Além da mera organização da bolsa, a ideia do Grupo VITA é depois oferecer formação específica em intervenção com vítimas e agressores a esses profissionais, bem como oportunidades de supervisão profissional no decorrer da sua atividade com estas vítimas — uma vez que dentro da bolsa haverá, provavelmente, “assimetrias de conhecimentos”.
Rute Agulhas frisou reiteradamente que a bolsa “não parte da Igreja, mas das respetivas ordens profissionais” — e que o objetivo é “ter alguma resposta de qualidade, com supervisão“, a oferecer às vítimas. Quanto à pergunta vital — quem vai pagar tudo isto? — Rute Agulhas garante: é a Igreja quem vai assegurar todas as despesas no apoio psicológico e médico das pessoas que abordarem o Grupo VITA, seja esse apoio prestado pelo SNS, por um profissional da bolsa ou por outro profissional qualquer. Aliás, lembrou a psicóloga, já é o que está a acontecer com cerca de 30 casos, como anunciou D. José Ornelas na semana passada.
Rute Agulhas revelou também que nos últimos dias os membros do Grupo VITA foram contactados pelo psiquiatra Daniel Sampaio, que lhes falou da possibilidade de estabelecer um protocolo com o Serviço Nacional de Saúde para que seja dada prioridade às vítimas de abusos sexuais na Igreja Católica.
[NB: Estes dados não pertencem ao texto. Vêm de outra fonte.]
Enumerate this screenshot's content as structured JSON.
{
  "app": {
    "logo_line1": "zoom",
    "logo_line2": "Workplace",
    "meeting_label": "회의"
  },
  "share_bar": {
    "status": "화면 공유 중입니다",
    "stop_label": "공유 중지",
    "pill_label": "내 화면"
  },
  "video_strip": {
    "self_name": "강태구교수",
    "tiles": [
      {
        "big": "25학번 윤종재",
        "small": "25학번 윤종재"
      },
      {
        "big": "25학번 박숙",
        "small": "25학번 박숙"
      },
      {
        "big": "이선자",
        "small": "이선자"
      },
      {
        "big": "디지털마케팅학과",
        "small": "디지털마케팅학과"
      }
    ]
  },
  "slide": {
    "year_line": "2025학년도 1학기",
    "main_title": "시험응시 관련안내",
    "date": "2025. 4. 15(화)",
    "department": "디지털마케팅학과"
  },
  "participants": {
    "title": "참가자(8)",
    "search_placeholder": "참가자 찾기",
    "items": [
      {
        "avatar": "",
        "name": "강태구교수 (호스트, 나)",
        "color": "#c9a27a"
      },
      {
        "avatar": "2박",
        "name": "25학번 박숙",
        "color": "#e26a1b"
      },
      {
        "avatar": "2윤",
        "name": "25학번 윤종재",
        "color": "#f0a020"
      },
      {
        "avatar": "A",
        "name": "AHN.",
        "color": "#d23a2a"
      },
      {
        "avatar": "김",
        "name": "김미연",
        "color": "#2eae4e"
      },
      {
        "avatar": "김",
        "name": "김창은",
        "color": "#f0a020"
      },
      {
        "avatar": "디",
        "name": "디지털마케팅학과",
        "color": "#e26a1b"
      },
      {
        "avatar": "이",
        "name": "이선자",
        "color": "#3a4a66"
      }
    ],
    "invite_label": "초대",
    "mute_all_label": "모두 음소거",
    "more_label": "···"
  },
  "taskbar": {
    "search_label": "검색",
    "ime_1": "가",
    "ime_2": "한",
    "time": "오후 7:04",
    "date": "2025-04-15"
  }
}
Mas a psicóloga considera que “este caminho não é uma verdadeira solução”, uma vez que “todas as pessoas têm direito a ajuda” e “não há vítimas só na Igreja”.
Apesar da tensão com a comissão independente no que toca à questão do apoio psicológico às vítimas, Rute Agulhas garantiu que os elementos do Grupo VITA já leram o relatório do grupo de Pedro Strecht, já refletiram sobre ele e vão tentar agendar uma reunião com os elementos da comissão independente, para poderem trabalhar a partir dos resultados já obtidos pela equipa anterior. A psicóloga também confirmou que o Grupo VITA pretende realizar balanços públicos a cada seis meses, para divulgar dados estatísticos e dar conta do avanço dos seus trabalhos.
Até dezembro deste ano, a equipa de Rute Agulhas espera já ter criado e consolidado um “sistema integrado de acolhimento e encaminhamento das vítimas e agressores, em articulação com as estruturas existentes“, feito a seleção e formação inicial dos profissionais que vão integrar a bolsa nacional, elaborado o site e os documentos de apoio, e começado a desenvolver ações de formação para a capacitação das comissões diocesanas e institutos religiosos.
Equipa aposta na intervenção com agressores
Um dos aspetos fundamentais do trabalho da equipa de Rute Agulhas será o trabalho de acompanhamento dos agressores sexuais, além das vítimas — um trabalho supervisionado pelo psicólogo Ricardo Barroso, especialista na intervenção com agressores sexuais.
Reconhecendo que a prioridade são as vítimas, Ricardo Barroso esclareceu que a prevenção dos abusos passa também pela “reabilitação dos agressores“, que não significa nenhum tipo de desculpabilização dos agressores — nem os isenta de eventuais processos judiciais em curso. O objetivo, salientou, é evitar a reincidência dos abusos e acompanhar clinicamente as pessoas que abusaram sexualmente de alguém, para que possam mudar os seus comportamentos, aceitar as responsabilidades, alterar as distorções e, nos casos em que isso seja possível, regressar até às tarefas que tinham à época dos abusos.
O especialista salientou que, grosso modo, 10% dos agressores sexuais têm um risco elevado de reincidir, 50% têm um risco médio-alto e 40% um risco médio-baixo. Segundo Ricardo Barroso, as intervenções que têm vindo a ser testadas em vários países permitem observar uma alta eficácia de reabilitação nos agressores de risco médio-alto e médio-baixo, ou seja, em 90% dos casos.
“Poderá sempre haver indivíduos em que a intervenção psicoterapêutica não é eficaz e poderá ser necessário recorrer a outro tipo de medidas”, sublinhou.